Brexit Uncertainty: Increased Home Repossessions and Evictions?
Long a topic of conversation and occasional speculation, fluctuating residential property prices are causing more concern than usual for intending purchasers and sellers around Britain. As the planned departure from the European Union has featured in news reports almost every day, recent attention has extended to other consequences: mortgage lending restrictions and – for borrowers who run into payment difficulties – property repossessions.
Across the spectrum of opinions that have become characteristic of the Brexit divide, one cannot help but note the earnestness of the views on both sides, with oft-opposing arguments. One thing is sure, however: the outcome of these Brexit discussions and debates will continue to influence sale asking prices. Not least, the current deadline looming at the end of October (2019) looks set to affect sales well into the autumn.
Against a shifting backdrop in political negotiations (or seeming absence of the same) and occasional confusion, headline comments and media reports have alerted their readers, viewers and listeners of general economic unease. In particular, the governor of the Bank of England, Mr Mark Carney, has portrayed what he considers would happen after a no-deal Brexit without any government intervention. Dismally, he detailed how the ensuing disarray could push many more mortgage borrowers into payment arrears than might otherwise have been the case.
Calculating the Cost
According to analysts at Mortgage Solutions, a leading broker, in the event of the UK leaving the EU without a deal the number of Britons with three months or more arrears in mortgage payments would probably exceed some 70,000. Set against a lower projection of 52,100 defaulting on monthly payments if Britain and Northern Ireland were to remain members, the higher figure represents an increase of some 30 per cent in the number of owner-occupiers affected. As a result, repossessions would probably rise by approximately a tenth.
Gloomily for sellers, house prices could decline at the same time. Apart from repossessions, tighter loan application criteria would not buoy up market conditions. In all probability, a reduction in available credit would provoke further stagnation and exert additional downward pressure.
In arriving at this disquieting prognosis, the analysts used similar modelling tools to those employed in the Westminster-based Office for Budget Responsibility. The vector algorithms used statistical techniques, including regression modelling, to analyse the performance of mortgage loans over the past two decades. The advanced mathematics took the affordability of payments, changes in selling prices and previous unemployment levels all into account. For the projection, house price inflation for the following five years was 18 per cent, with unemployment unchanged.
In contrast, analysts then set about calculating a second scenario. Instead, if the Bank of England were to step up its measures to increase liquidity in the banking sector after the planned Brexit takes effect, interest rates would reduce. Correspondingly, with even lower monthly instalments, several borrowers might be slightly better off – although the public finances would suffer.

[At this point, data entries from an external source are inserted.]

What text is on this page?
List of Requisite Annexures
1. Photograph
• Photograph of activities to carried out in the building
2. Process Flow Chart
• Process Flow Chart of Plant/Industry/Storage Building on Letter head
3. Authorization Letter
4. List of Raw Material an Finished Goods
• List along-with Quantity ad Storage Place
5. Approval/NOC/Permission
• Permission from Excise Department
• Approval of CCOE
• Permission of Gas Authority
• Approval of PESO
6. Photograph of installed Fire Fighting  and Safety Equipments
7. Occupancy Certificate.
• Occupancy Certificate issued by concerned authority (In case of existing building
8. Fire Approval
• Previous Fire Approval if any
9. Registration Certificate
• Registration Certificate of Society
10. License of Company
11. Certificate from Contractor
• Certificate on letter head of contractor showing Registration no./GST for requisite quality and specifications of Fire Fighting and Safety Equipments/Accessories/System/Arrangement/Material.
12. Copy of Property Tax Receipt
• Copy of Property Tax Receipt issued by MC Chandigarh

Some financial experts have questioned the long-term sustainability of low interest rates. If and when economic conditions change, perhaps compounded by an eventual end to quantitative easing, market rates would move upwards. Inevitably, a proportion of homeowners might find their monthly payment levels rising and their household budgets overstretched.
In an October 2018 address, Mr Carney envisaged possible central bank intervention of up to £300 billion, should it become necessary, to free up lending and support the housing market. In the meantime, other reports have illustrated how a cross-section of working people feel that somehow, life is on hold. Whether the planned housing sale or purchase is for a single professional, a family looking for extra room or retired couples selling and move into sheltered accommodation or care, housing transactions are at their lowest level since July 2016.
Finally, various macro-economic factors may enter into the equation over the coming months. International uncertainties, including the escalating trade dispute between the US and China, could affect business confidence, currency exchange rates, share indices and – of course – the UK economy.